Utility-scale solar and wind curtailment in Australia’s National Electricity Market (NEM) reached a record high of more than 7 TWh in 2025, up more than 60% year-on-year, according to analyst Rystad Energy. This is forecast to grow to more than 10 TWh in 2026.

At the same time, Australia’s data centre sector is booming, driven by global growth in artificial intelligence and digital services. This growth is energy intensive – data centres already account for about 5% of Australia’s electricity and that share is forecast to reach 8% by 2030, with some analyses warning it could even hit 15% under high-demand scenarios.
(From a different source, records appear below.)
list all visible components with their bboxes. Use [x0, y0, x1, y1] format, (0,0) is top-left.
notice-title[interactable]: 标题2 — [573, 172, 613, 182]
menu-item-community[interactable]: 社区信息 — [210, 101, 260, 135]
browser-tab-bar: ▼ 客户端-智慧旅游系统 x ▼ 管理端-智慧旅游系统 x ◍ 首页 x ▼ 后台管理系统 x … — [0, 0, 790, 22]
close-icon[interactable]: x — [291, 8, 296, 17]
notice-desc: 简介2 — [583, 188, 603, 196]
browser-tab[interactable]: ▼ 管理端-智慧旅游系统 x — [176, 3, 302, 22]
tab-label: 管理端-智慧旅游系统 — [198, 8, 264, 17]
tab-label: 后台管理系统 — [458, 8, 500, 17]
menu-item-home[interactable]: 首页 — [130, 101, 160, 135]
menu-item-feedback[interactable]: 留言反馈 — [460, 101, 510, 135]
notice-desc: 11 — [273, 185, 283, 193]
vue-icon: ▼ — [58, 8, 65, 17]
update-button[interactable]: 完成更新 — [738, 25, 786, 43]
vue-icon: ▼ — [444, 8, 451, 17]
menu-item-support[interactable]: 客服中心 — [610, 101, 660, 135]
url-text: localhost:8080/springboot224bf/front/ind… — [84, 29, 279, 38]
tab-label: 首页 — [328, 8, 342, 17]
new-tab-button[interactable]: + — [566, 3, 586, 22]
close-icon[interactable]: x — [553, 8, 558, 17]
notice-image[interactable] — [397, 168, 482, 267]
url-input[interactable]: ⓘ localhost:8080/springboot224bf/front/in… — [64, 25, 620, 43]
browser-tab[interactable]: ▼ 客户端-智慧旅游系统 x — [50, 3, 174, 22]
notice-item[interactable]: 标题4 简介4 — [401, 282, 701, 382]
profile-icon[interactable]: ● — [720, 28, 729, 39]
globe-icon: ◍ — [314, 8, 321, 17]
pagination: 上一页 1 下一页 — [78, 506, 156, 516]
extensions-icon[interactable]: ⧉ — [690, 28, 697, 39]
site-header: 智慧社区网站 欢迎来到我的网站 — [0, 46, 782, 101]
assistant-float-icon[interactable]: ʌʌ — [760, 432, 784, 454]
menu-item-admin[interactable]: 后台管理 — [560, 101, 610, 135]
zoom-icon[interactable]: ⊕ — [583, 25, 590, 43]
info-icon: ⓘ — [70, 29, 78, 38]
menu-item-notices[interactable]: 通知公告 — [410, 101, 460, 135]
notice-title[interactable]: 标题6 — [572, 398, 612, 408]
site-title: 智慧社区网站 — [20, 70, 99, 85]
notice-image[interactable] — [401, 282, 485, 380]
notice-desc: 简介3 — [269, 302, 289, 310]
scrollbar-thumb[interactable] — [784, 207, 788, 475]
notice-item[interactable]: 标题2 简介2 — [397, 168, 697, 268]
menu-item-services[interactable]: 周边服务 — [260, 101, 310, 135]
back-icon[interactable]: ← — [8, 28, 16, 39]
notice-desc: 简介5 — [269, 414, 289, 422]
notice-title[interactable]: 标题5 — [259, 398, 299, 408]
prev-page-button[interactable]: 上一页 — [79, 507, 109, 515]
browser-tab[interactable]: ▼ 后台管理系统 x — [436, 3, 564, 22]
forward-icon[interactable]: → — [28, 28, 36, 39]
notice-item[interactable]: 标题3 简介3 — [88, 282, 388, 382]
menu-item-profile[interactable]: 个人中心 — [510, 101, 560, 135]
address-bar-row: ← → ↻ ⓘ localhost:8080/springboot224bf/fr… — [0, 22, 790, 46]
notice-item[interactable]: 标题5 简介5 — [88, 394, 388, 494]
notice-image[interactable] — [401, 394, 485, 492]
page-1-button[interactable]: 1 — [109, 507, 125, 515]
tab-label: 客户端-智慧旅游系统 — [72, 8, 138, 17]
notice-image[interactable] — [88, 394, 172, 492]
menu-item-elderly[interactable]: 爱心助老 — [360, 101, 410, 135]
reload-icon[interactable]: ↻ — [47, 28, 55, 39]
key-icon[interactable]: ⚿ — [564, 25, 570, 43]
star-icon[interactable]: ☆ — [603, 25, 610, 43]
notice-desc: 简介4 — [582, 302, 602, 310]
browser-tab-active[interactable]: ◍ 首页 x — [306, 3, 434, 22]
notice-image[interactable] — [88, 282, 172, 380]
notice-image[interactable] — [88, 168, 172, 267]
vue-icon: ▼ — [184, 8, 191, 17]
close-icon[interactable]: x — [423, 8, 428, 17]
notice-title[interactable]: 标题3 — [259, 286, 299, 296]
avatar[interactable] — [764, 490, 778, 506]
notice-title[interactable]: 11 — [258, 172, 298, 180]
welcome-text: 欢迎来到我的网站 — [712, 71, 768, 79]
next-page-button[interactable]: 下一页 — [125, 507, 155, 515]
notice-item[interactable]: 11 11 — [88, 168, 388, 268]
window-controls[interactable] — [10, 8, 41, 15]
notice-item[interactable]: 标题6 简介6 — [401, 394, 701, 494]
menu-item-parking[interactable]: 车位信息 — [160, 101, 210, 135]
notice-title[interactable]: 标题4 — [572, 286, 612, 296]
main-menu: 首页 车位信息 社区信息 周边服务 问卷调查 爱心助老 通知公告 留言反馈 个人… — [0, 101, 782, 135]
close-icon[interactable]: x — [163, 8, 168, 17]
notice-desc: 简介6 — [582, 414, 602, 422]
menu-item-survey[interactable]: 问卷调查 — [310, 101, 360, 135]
WinDC said its model addresses these challenges directly, suggesting that locating energy-intensive data centres at regional renewable generation sites will help prevent energy from being lost in transmission lines or curtailed due to oversupply in the wider network and also mitigate the impact of data centres on the grid.

“For renewable asset owners, hosting a WinDC unit converts curtailed generation into a commercial opportunity, thereby improving the yield of their generation asset,” the company said.

“For the broader energy market, the localised consumption of electricity, as opposed to transmitting it long distances to metropolitan city-based data centres, reduces the demand and therefore investment required in electricity transmission networks.”

WinDC executive director Jonathan Staff (left) with founder and CEO Andrew Sjoquist

Image: WinDC

WinDC Chief Executive Officer Andrew Sjoquist said Australia has the potential to be a destination for global technology investment.

“Australia has the wind, the sun, and the land to be a genuine force in global AI infrastructure,” he said.

“What has been holding us back is the grid.”

“We identified that problem 10 years ago working alongside renewable energy providers on the east coast, and this is the solution we built.”

Armada co-founder and Chief Executive Office Dan Wright said as electricity demand from data centres increases, ensuring these facilities integrate effectively into the grid will be increasingly important.

“The demand for real-time data processing and AI inference is growing faster than centralised infrastructure can support,” he said. “This partnership with WinDC enables sovereign AI factories to be built where energy is produced, delivering resilient, scalable compute without waiting on grid expansion in Australia.”

Under the agreement, WinDC will deploy 11 MW of modular data centres built by Amada and its partners across solar, wind and battery sites throughout Australia, including initial locations in New South Wales and Western Australia.

The portable centres are housed in standard shipping-container sized units and are fully relocatable by truck. Each unit deploys in approximately 90 days and is powered by 100% renewable energy.

The units are currently built in the United States and Europe but both Armada and WinDC said they planned to shift production to Australia “once WinDC reaches a defined number of units in-country.”

“WinDC’s partnership with Armada reflects a clear Made in Australia commitment,” Sjoquist said, adding this will “ensure that the next generation of AI-ready infrastructure is not only deployed here, but increasingly built, integrated, and scaled from Australia itself.”